As if that wasn't bad enough, I am afflicted with said ailment at work, in the dingy little dunny that we have to rely on here. Dx
At least there are only two hours and five minutes before I'm out of here...
Edit: I've survived. Barely.
Please spare some thoughts and prayers for my bunghole.
Edit2: story time!
Oh good gods. Well, at least now no-one can accuse me of faking sick to get out of work early*.
After asking my supervisor if I could leave early, since I still felt awful from my unwise meal choice earlier (he kindly agreed), I was faced with a long wait in which not one but two buses should have appeared. It was intolerable. It was torturous. I'm there feeling sick and feeble, wracked with nausea and practically shivering in the cold wind, which seemed to aggravate things for some reason.
I began to have doubts, as this interminable wait dragged on and on, as to whether a bus was really the best place for me to be in this condition. Visions of myself lurching forward and barfing over the better part of one of those trusty municipal people-movers - not to mention its horrified occupants - sprang unbidden to my mind.
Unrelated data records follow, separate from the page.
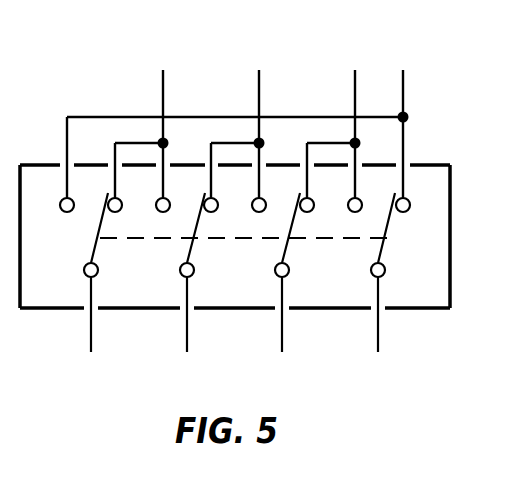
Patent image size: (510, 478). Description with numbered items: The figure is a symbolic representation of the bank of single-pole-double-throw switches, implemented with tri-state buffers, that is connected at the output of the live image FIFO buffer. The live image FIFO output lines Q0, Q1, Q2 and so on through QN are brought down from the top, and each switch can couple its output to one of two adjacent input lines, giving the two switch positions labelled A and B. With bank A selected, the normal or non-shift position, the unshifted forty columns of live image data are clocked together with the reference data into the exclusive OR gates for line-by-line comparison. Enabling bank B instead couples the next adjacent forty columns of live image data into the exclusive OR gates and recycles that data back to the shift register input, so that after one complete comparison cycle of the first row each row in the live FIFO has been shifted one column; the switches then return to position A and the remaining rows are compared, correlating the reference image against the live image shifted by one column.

The live image FIFO output QN is at (163, 123).
The live image FIFO output Q2 is at (258, 123).
The live image FIFO output Q1 is at (352, 116).
The live image FIFO output Q0 is at (403, 116).
The bank A is at (412, 188).
The bank B is at (362, 188).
"Nonsense," I said to I, "you're just going to make us sick with such imaginings. Let's just think of something else and ignore it 'til it passes."
You can hardly blame myself, that approach has worked many times in the past. Thinking about puking only makes you feel more like puking.
You know how when you have that sort of nausea, it feels as though vomit is imminent, but you still feel certain deep down that it's not really going to happen, that you're just feeling a bit under the weather and your body is overreacting?
This was one of those times.
Until it wasn't.
After so long waiting with still no sign of the mechanical chariot due to whisk me away to the comfort of home, there came a wave of nausea that didn't pass.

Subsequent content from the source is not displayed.